Accarezzando la perfezione. La sprint femminile da 7,5 km di Oslo Holmenkollen (Norvegia), prova d’apertura dell’ultimo appuntamento della Coppa del Mondo di biathlon 2025-2026, ha regalato emozioni già prima del via.
A poche ore dalla partenza, l’International Biathlon Union ha annunciato una modifica al sistema di start a causa delle condizioni meteo previste. Dissolta la nebbia, sono state le temperature insolitamente elevate a creare criticità. Questo fattore, unito alla limitata possibilità di intervenire sulla pista nei giorni precedenti, ha spinto gli organizzatori ad adottare il cosiddetto alternative start group system, previsto dal regolamento proprio per situazioni analoghe.
Il meccanismo stabilisce che i gruppi principali — rosso e blu — comprendenti rispettivamente le atlete dalla 1ª alla 15ª e dalla 16ª alla 30ª posizione della classifica generale, partano per primi. La prima atleta estratta del gruppo rosso prende il via con il pettorale numero 1, seguita dalla prima del gruppo blu con il numero 2, e così via, alternando progressivamente le concorrenti dei due gruppi. Esauriti questi, le altre atlete partono secondo l’ordine stabilito.
Una soluzione pensata per garantire maggiore equità, evitando che eventuali variazioni del manto nevoso nel corso della gara possano incidere sull’andamento della prova. In questo contesto, la svedese Hanna Öberg e Lisa Vittozzi hanno alzato sensibilmente il livello: entrambe impeccabili al poligono (zero errori), con tempi di esecuzione rapidissimi e i due migliori riscontri sugli sci, con la svedese più veloce di 2″8.

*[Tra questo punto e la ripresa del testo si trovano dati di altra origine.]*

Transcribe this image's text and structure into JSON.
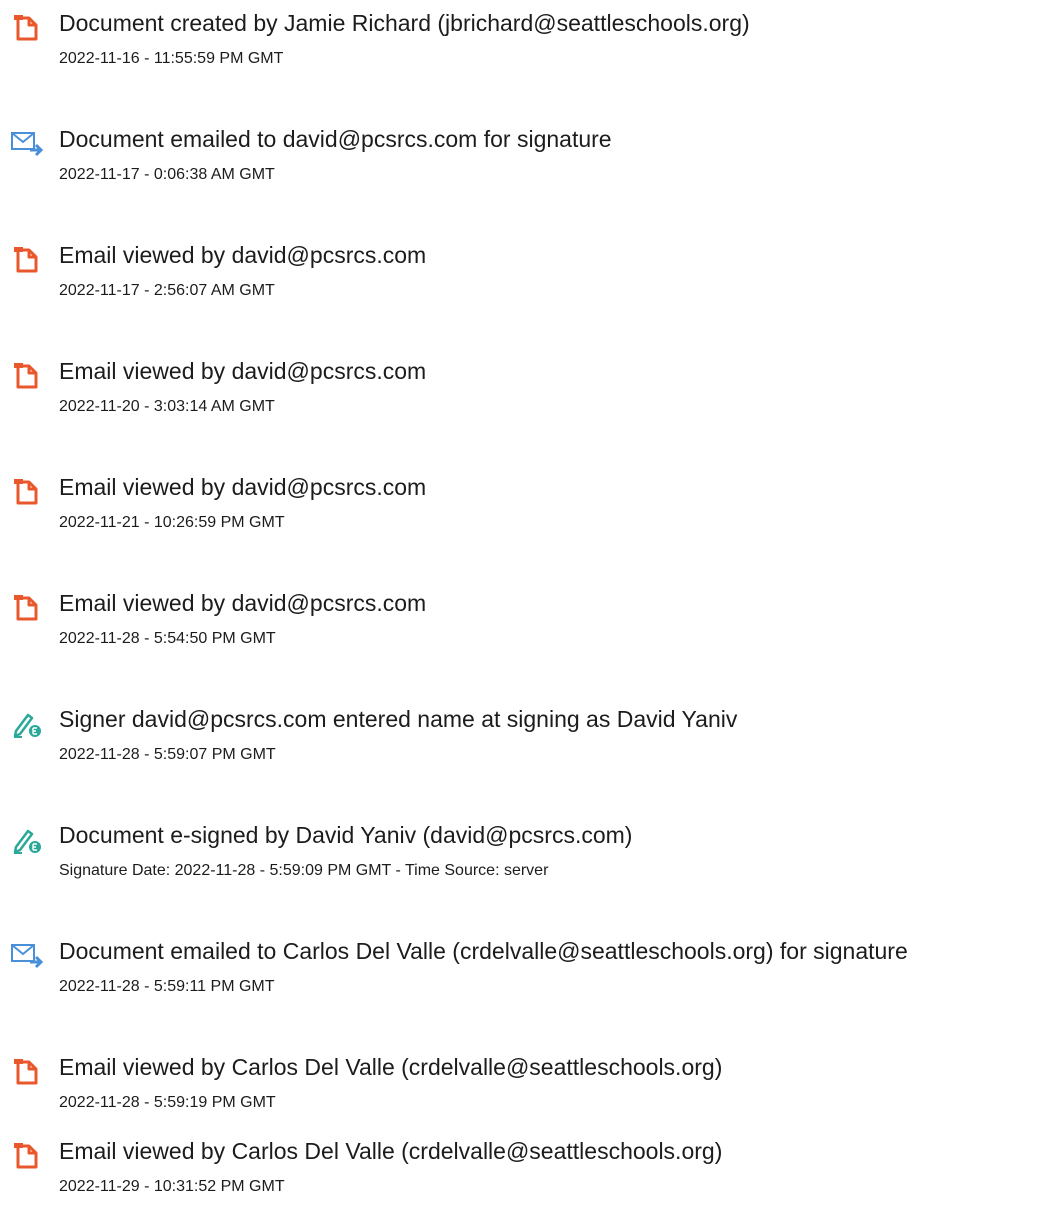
{
  "colors": {
    "doc_icon": "#e8582c",
    "email_icon": "#4a90d9",
    "sign_icon": "#2aa89a",
    "text": "#1c1c1c"
  },
  "events": [
    {
      "icon": "document-icon",
      "title": "Document created by Jamie Richard (jbrichard@seattleschools.org)",
      "meta": "2022-11-16 - 11:55:59 PM GMT"
    },
    {
      "icon": "email-icon",
      "title": "Document emailed to david@pcsrcs.com for signature",
      "meta": "2022-11-17 - 0:06:38 AM GMT"
    },
    {
      "icon": "document-icon",
      "title": "Email viewed by david@pcsrcs.com",
      "meta": "2022-11-17 - 2:56:07 AM GMT"
    },
    {
      "icon": "document-icon",
      "title": "Email viewed by david@pcsrcs.com",
      "meta": "2022-11-20 - 3:03:14 AM GMT"
    },
    {
      "icon": "document-icon",
      "title": "Email viewed by david@pcsrcs.com",
      "meta": "2022-11-21 - 10:26:59 PM GMT"
    },
    {
      "icon": "document-icon",
      "title": "Email viewed by david@pcsrcs.com",
      "meta": "2022-11-28 - 5:54:50 PM GMT"
    },
    {
      "icon": "esign-icon",
      "title": "Signer david@pcsrcs.com entered name at signing as David Yaniv",
      "meta": "2022-11-28 - 5:59:07 PM GMT"
    },
    {
      "icon": "esign-icon",
      "title": "Document e-signed by David Yaniv (david@pcsrcs.com)",
      "meta": "Signature Date: 2022-11-28 - 5:59:09 PM GMT - Time Source: server"
    },
    {
      "icon": "email-icon",
      "title": "Document emailed to Carlos Del Valle (crdelvalle@seattleschools.org) for signature",
      "meta": "2022-11-28 - 5:59:11 PM GMT"
    },
    {
      "icon": "document-icon",
      "title": "Email viewed by Carlos Del Valle (crdelvalle@seattleschools.org)",
      "meta": "2022-11-28 - 5:59:19 PM GMT"
    },
    {
      "icon": "document-icon",
      "title": "Email viewed by Carlos Del Valle (crdelvalle@seattleschools.org)",
      "meta": "2022-11-29 - 10:31:52 PM GMT"
    }
  ]
}
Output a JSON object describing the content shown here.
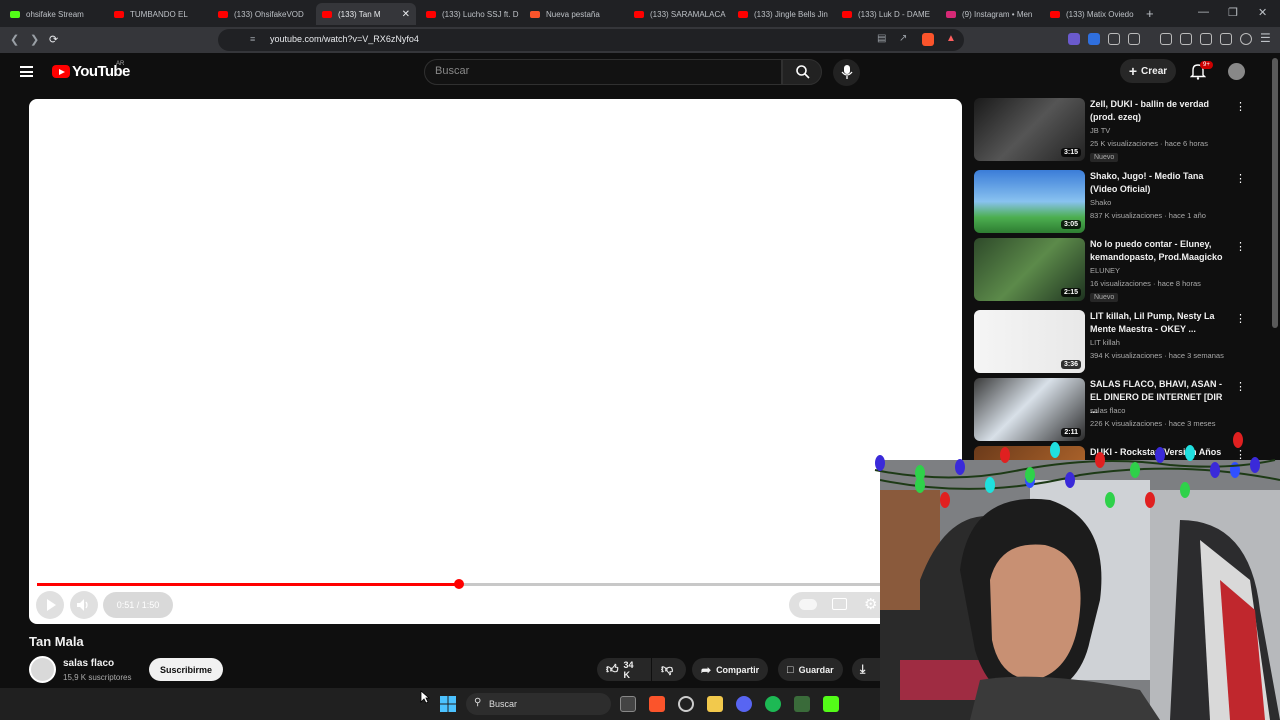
{
  "browser": {
    "tabs": [
      {
        "label": "ohsifake Stream",
        "color": "#53fc18",
        "active": false
      },
      {
        "label": "TUMBANDO EL",
        "color": "#ff0000",
        "active": false
      },
      {
        "label": "(133) OhsifakeVOD",
        "color": "#ff0000",
        "active": false
      },
      {
        "label": "(133) Tan M",
        "color": "#ff0000",
        "active": true
      },
      {
        "label": "(133) Lucho SSJ ft. D",
        "color": "#ff0000",
        "active": false
      },
      {
        "label": "Nueva pestaña",
        "color": "#fb542b",
        "active": false
      },
      {
        "label": "(133) SARAMALACA",
        "color": "#ff0000",
        "active": false
      },
      {
        "label": "(133) Jingle Bells Jin",
        "color": "#ff0000",
        "active": false
      },
      {
        "label": "(133) Luk D - DAME",
        "color": "#ff0000",
        "active": false
      },
      {
        "label": "(9) Instagram • Men",
        "color": "#d62976",
        "active": false
      },
      {
        "label": "(133) Matix Oviedo",
        "color": "#ff0000",
        "active": false
      }
    ],
    "new_tab": "+",
    "url": "youtube.com/watch?v=V_RX6zNyfo4"
  },
  "youtube": {
    "logo_text": "YouTube",
    "country": "AR",
    "search_placeholder": "Buscar",
    "create_label": "Crear",
    "notif_badge": "9+"
  },
  "player": {
    "current_time": "0:51",
    "duration": "1:50",
    "time_display": "0:51 / 1:50",
    "progress_fraction": 0.46
  },
  "video": {
    "title": "Tan Mala",
    "channel": "salas flaco",
    "subscribers": "15,9 K suscriptores",
    "subscribe_label": "Suscribirme",
    "likes": "34 K",
    "share_label": "Compartir",
    "save_label": "Guardar"
  },
  "recommendations": [
    {
      "title": "Zell, DUKI - ballin de verdad (prod. ezeq)",
      "channel": "JB TV",
      "meta": "25 K visualizaciones · hace 6 horas",
      "duration": "3:15",
      "new": "Nuevo"
    },
    {
      "title": "Shako, Jugo! - Medio Tana (Video Oficial)",
      "channel": "Shako",
      "meta": "837 K visualizaciones · hace 1 año",
      "duration": "3:05",
      "new": ""
    },
    {
      "title": "No lo puedo contar - Eluney, kemandopasto, Prod.Maagicko",
      "channel": "ELUNEY",
      "meta": "16 visualizaciones · hace 8 horas",
      "duration": "2:15",
      "new": "Nuevo"
    },
    {
      "title": "LIT killah, Lil Pump, Nesty La Mente Maestra - OKEY ...",
      "channel": "LIT killah",
      "meta": "394 K visualizaciones · hace 3 semanas",
      "duration": "3:36",
      "new": ""
    },
    {
      "title": "SALAS FLACO, BHAVI, ASAN - EL DINERO DE INTERNET [DIR ...",
      "channel": "salas flaco",
      "meta": "226 K visualizaciones · hace 3 meses",
      "duration": "2:11",
      "new": ""
    },
    {
      "title": "DUKI - Rockstar (Versión Años ... Cover)",
      "channel": "",
      "meta": "",
      "duration": "",
      "new": ""
    }
  ],
  "taskbar": {
    "search_label": "Buscar"
  }
}
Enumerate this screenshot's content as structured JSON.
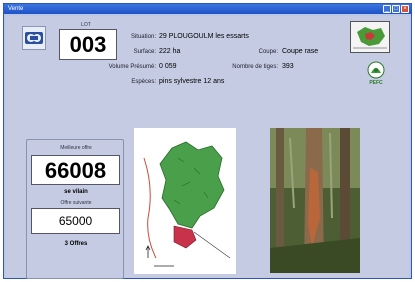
{
  "window": {
    "title": "Vente"
  },
  "lot": {
    "label": "LOT",
    "value": "003"
  },
  "details": {
    "situation_label": "Situation:",
    "situation_value": "29 PLOUGOULM les essarts",
    "surface_label": "Surface:",
    "surface_value": "222 ha",
    "coupe_label": "Coupe:",
    "coupe_value": "Coupe rase",
    "volume_label": "Volume Présumé:",
    "volume_value": "0 059",
    "tiges_label": "Nombre de tiges:",
    "tiges_value": "393",
    "especes_label": "Espèces:",
    "especes_value": "pins sylvestre 12 ans"
  },
  "certification": {
    "label": "PEFC"
  },
  "offers": {
    "best_label": "Meilleure offre",
    "best_value": "66008",
    "bidder": "se vilain",
    "next_label": "Offre suivante",
    "next_value": "65000",
    "count_text": "3 Offres"
  },
  "colors": {
    "window_bg": "#c4cbe2",
    "titlebar": "#2a60d0",
    "forest_green": "#3a8a3a",
    "parcel_red": "#c8324a"
  }
}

Öberg si è così imposta con 5″3 di margine su Vittozzi e 20″1 sulla sorella Elvira, anch’essa perfetta al tiro. Per l’azzurra si tratta di una prestazione di altissimo profilo, che replica il secondo posto già ottenuto nella sprint di Otepää e porta a 33 il totale dei podi individuali in Coppa del Mondo. Considerando anche Giochi Olimpici e Campionati mondiali, il bilancio sale a 38 piazzamenti nelle prime tre posizioni. Il risultato odierno consente inoltre alla squadra italiana di aggiornare il record stagionale di podi, ora a quota 22. Per Vittozzi si tratta anche del primo podio a Holmenkollen.
Completano la top-5 la francese Julia Simon (0+1) a 37″9 e la norvegese Ingrid Landmark Tandrevold (1+0) a 51″3. Il sesto posto, a 52″0, permette alla francese Lou Jeanmonnot (0+1) di assicurarsi matematicamente la Coppa del Mondo generale. La Svezia, grazie ai risultati odierni, si porta in vetta anche alla classifica per nazioni.
Grande attesa ora per l’inseguimento di sabato 21 marzo, dove Vittozzi cercherà di confermarsi in un format che le ha già regalato l’oro olimpico e una recente vittoria sulle nevi estoni. In ballo c’è il podio nella graduatoria complessiva. In casa Italia, Rebecca Passler (0+1) chiude 30ª a 1’43″7, in zona punti. Accedono alla pursuit anche Hannah Auchentaller (1+1), 45ª a 2’08″0. Restano invece escluse Samuela Comola (1+1), 62ª a 2’31″0, Martina Trabucchi (0+2), 74ª a 3’04″7 e Michela Carrara (2+1), 87ª a 3’46″9.